What do we Mean by Research Software Quality?
Quality of research software refers to how well the software supports reliable, efficient, maintainable, and trustworthy research. A key aspect of this quality is reproducibility — the ability for someone else (or your future self) to run the software and obtain the same results using the same inputs and environment.
When focusing on reproducibility, high-quality research software typically includes several aspects - for example:
- Consistent and deterministic behavior - the software produces the same results given the same inputs, every time.
- Version control and documentation - enabling people to track the exact version of the software used for a given result, along with dependencies, parameters, and instructions for use.
- Automated testing - ensuring that the code produces correct results for each test case and that changes to code do not break previous behavior or introduce unexpected bugs and that tests are run on each and every code change in a automated fashion.
- Environment management - using tools like containers or environment files (e.g.,
requirements.txt
,environment.yml
) allow others (and ourselves) to replicate the computational environment. - Clear and accessible code - making sure the code is readable, well-structured, and includes documentation that explains how to use and understand it.
In short, quality software enables researchers to trust, share, and build upon computational work — an essential part of making science transparent and verifiable. However, reproducible computational research often requires that researchers implement new practices and learn new tools to be able to produce quality software.
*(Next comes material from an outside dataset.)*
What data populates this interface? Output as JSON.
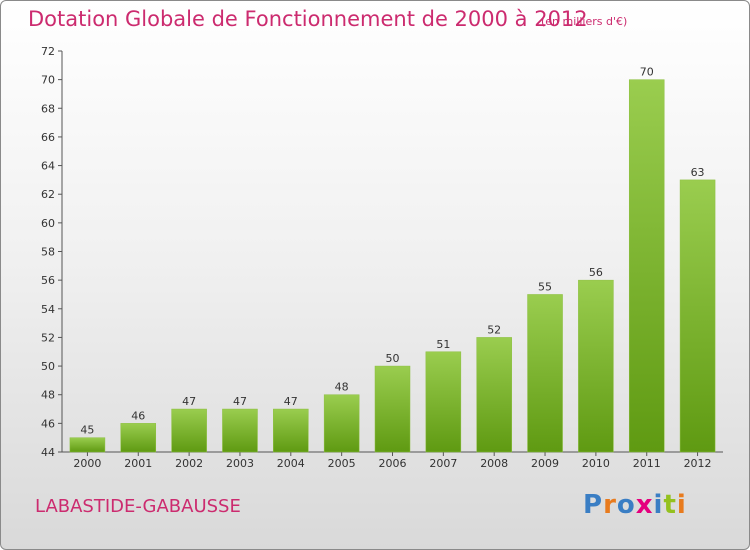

RSQKit is designed to offer guidance and introduce tools that have proven to be valuable across different research communities when developing software that supports scientific work in a reproducible and reliable way. A key aspect of the project is the formal definition of software quality dimensions and the identification of various indicators that help assess and improve these aspects.
FAIR Research Software
FAIR software — i.e. software that is Findable, Accessible, Interoperable, and Reusable — sits squarely within the broader umbrella of quality research software. Quality software is defined by multiple dimensions - e.g. correctness, performance, maintainability, usability, robustness, and reproducibility, among others. Reproducibility often hinges on the FAIR principles: if your code and metadata are not findable or accessible, no one can rerun it; if it is not interoperable or reusable, others cannot adapt or extend or use it to verify your results.
FAIR is not a completely separate concern — it is a crucial subset of quality, primarily ensuring that your software can actually be discovered, understood, and exercised by others (or by you, months down the line). A truly high-quality, reproducible research software package will typically satisfy both classical software-engineering criteria (tests, style, documentation, performance) and the FAIR principles.
So, FAIR - the “openness & reusability” slice of software quality - is essential for reproducibility, but most impactful when combined with all the other quality practices like testing, version control, and robust design.
Read in more detail what the FAIR principles encompass.
Formal Quality Dimensions & Indicators
The project is working on formally defining a number of research software quality dimensions and their associated indicators (which are to be used to assess the quality of software).